The window is split into two panels: the **video canvas** on the left (~70% of the width) and the **survey panel** on the right. The video auto-plays as a looping preview. Drawing tools and mask controls are arranged above and beside the canvas; navigation buttons (**Previous / Next / Skip**) sit at the top.
| Optical flow first guess | **Auto Segment** — replaces the current mask with an automatic segmentation based on motion and brightness; undoable. Disabled when `enabled: false` in `config/optical_flow_config.yaml`. |
| Save and continue | **Next** — saves current clip and loads the next one. If the clip already has a saved annotation a dialog asks whether to replace it or keep the existing save. |
| Go back | **Previous** — saves current clip and returns to the previously viewed clip. Disabled on the first clip. |
| Skip without saving | **Skip** — discards any unsaved changes and loads the next clip without writing anything to disk. |
Each clip is a ZIP archive containing a video file. The video inside the archive must be named `left.mp4` by default; if your archives use a different internal name, set `filenames.video_in_zip` in `config.yaml`. The ZIP filename becomes the output folder name (e.g. `clip_20230501T120000.zip` → `<out_dir>/clip_20230501T120000/`).

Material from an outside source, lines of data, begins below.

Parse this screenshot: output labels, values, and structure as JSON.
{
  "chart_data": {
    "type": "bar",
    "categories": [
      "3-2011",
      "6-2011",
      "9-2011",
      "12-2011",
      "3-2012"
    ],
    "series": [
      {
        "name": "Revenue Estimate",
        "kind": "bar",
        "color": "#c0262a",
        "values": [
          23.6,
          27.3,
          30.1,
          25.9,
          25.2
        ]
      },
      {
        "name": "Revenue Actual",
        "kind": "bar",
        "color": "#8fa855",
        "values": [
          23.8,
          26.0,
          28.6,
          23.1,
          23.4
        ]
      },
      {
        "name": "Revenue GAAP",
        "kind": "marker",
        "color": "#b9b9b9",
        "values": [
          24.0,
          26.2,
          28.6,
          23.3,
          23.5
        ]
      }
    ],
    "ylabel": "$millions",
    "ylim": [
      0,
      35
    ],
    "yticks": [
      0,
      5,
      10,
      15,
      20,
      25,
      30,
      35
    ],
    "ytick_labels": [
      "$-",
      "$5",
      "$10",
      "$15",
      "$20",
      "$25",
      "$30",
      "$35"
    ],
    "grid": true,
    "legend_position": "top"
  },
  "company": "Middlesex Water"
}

Up to `max_frames` frames are extracted from the video and scaled so the longest side is `display_max` px. This display-resolution copy is what the annotator works on; the full-resolution dimensions are remembered separately so the saved mask is upscaled back to the original size on export.
The mask is a binary array at display resolution. **Brush** strokes stamp a filled circle (draw or erase). **Polygon** shapes are stored as overlays and don't touch the mask until a **Fill** click rasterises them — the innermost polygon containing the click is filled, and any polygon whose centroid falls inside it is punched out as a hole.
Every mask-changing operation is pushed onto an undo stack before it executes. On save, the mask is upscaled to the original video resolution and written as an 8-bit PNG (0 or 255).
When a clip is loaded that already has a saved `mask.png` and `metadata.json`, the mask is restored at display resolution and the survey answers are pre-filled.